“Don’t mess with Texas” is an iconic expression of state pride, but it began as an anti-littering ad campaign.

In my experience, if you ask most foreigners where they’re from they will tell you the country first. Most Americans, however, will lead with their home state instead. And Americans from a few states (New York and California, for example) will be very very eager for you to know their home state.
In terms of state pride, however, one state stands out. Texas is one of only a few states that used to be an independent nation (Vermont is another). It’s the second-largest state and the second most populous as well. And Texans are famously proud of being from Texas.
The unofficial slogan of Texan state pride is “don’t mess with Texas.” It features on bumper stickers and baseball caps, t-shirts and tattoos. To me it comes across as a kind of mild threat, “tangle with my state at your peril.” But it actually began as an anti-littering slogan.
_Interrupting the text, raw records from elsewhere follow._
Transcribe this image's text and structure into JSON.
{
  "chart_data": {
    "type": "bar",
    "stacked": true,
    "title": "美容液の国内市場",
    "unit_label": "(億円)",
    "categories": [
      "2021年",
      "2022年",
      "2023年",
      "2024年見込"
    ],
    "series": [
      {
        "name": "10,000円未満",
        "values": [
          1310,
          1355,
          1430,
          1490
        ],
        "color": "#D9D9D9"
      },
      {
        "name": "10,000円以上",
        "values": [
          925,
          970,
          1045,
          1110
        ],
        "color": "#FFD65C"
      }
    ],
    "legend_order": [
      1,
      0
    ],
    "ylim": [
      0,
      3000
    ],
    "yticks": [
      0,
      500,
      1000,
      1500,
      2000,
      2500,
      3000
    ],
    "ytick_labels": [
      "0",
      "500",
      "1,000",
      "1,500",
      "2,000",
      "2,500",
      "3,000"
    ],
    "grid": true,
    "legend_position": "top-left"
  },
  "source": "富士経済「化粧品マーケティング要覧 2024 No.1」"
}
Back in the mid-1980s, Texas highways had a problem with garbage. Research suggested that the primary perpetrators were men aged 18 to 24, who would just chuck trash out the windows of their vehicles. So the state Department of Transportation asked a Texan advertising agency (GSD&M) to come up with a slogan that would resonate with that demographic. “Keep Texas beautiful” doesn’t exactly motivate young men apparently. The result was the very first “don’t mess with Texas.” In 1986, they got musician Stevie Ray Vaughan to spread the message:
Anti-littering ads like this have appeared in Texas ever since, but the slogan has since spread to encompass the breadth of Texan pride.